Waterwillow is a clump-forming shrubby perennial that grows in swamps or shallow water. The stems are arching, angular, smooth and woody near the base, and up to eight feet (2.4 m) tall. They sometimes root at the tip when they bough over and touch the mud. The leaves are lanceolate, either in opposite pairs or in whorls of three or four. They are up to five inches (130 mm) long and one inch (25 mm) wide, smooth above and hairy beneath, on very short stalks. The rose-pink flowers grow in axillary clusters. The calyx is cup shaped, the corolla under one inch (25 mm) wide with usually five petals narrowing at the base. The ten stamens are projecting with five longer than the rest. There is one pistil, one style and a superior ovary. The fruit is a spherical dark brown capsule with numerous reddish seeds. Flowering takes place in June and July.[2][3][4]

Habitat

Waterwillow is found in swampland, in ditches, besides streams and in shallow water at the edges of ponds and lakes.

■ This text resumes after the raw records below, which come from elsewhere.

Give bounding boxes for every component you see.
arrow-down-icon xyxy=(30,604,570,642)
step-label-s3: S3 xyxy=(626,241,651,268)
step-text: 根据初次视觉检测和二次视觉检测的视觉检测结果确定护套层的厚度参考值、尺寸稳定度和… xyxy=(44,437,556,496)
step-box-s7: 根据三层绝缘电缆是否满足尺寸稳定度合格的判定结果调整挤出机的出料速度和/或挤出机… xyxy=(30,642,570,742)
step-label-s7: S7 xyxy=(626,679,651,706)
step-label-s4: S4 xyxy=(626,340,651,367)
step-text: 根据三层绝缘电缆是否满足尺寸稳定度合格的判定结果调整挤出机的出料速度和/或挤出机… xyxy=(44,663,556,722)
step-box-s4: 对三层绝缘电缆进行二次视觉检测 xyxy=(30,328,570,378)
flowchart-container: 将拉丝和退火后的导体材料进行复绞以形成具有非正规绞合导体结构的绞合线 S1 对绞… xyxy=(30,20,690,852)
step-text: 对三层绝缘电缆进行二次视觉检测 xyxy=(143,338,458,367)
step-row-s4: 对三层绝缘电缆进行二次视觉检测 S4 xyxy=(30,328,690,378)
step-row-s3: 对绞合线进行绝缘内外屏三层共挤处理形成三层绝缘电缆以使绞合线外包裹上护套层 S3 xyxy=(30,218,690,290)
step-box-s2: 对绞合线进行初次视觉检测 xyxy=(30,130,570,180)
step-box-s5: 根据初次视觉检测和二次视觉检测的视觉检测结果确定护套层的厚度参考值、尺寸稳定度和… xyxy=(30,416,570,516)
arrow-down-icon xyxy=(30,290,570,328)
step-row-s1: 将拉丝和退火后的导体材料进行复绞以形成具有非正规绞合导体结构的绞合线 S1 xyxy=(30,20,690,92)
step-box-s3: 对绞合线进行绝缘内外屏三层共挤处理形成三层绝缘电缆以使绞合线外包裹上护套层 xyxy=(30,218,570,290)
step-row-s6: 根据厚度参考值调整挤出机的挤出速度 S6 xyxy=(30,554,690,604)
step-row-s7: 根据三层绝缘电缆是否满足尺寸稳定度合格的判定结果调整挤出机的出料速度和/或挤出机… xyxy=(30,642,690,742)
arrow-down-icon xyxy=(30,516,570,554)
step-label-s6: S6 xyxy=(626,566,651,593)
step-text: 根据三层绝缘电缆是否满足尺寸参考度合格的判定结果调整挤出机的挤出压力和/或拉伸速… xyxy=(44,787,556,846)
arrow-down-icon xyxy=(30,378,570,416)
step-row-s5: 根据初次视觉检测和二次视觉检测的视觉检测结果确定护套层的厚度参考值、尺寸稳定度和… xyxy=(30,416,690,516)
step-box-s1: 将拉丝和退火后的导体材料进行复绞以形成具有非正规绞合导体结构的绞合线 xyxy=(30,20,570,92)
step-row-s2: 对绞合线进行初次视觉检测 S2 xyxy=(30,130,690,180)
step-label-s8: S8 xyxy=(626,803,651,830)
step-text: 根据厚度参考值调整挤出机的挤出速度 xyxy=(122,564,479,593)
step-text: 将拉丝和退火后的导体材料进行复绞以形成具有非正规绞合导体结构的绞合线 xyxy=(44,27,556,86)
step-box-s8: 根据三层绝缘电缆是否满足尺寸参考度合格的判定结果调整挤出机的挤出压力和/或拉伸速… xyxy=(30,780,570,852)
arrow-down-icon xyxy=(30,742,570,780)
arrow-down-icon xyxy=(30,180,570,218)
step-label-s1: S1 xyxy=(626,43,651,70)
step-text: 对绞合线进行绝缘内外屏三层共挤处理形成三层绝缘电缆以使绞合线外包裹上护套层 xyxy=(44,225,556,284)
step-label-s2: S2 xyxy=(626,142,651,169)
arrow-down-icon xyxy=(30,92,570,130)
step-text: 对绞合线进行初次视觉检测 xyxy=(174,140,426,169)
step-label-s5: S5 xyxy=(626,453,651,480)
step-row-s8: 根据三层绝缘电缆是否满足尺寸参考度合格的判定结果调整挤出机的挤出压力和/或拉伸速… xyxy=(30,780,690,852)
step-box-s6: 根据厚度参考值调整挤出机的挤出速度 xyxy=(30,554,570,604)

It often forms thickets and occurs in the United States from Maine to Florida and west to Minnesota, Tennessee and Louisiana, as well as in eastern Canada.[5]

Fossil record

Seeds of Decodon from the late Campanian (73.5 MA) of northern Mexico are the earliest fossil record of the genus.[6] A "whole plant" description has been give for the Ypresian age Decodon allenbyensis described from the Eocene Okanagan Highlands Princeton Chert site.[7][8] Seeds of the genus are known in Europe from Pliocene to lower Pleistocene. These seeds are assigned to an extinct species, D. globosus. A seed very similar to the modern American species has been found in sediments from Ipswichian in Ireland, and it is possible that the plant survived until the last interglacial in western Europe.[9]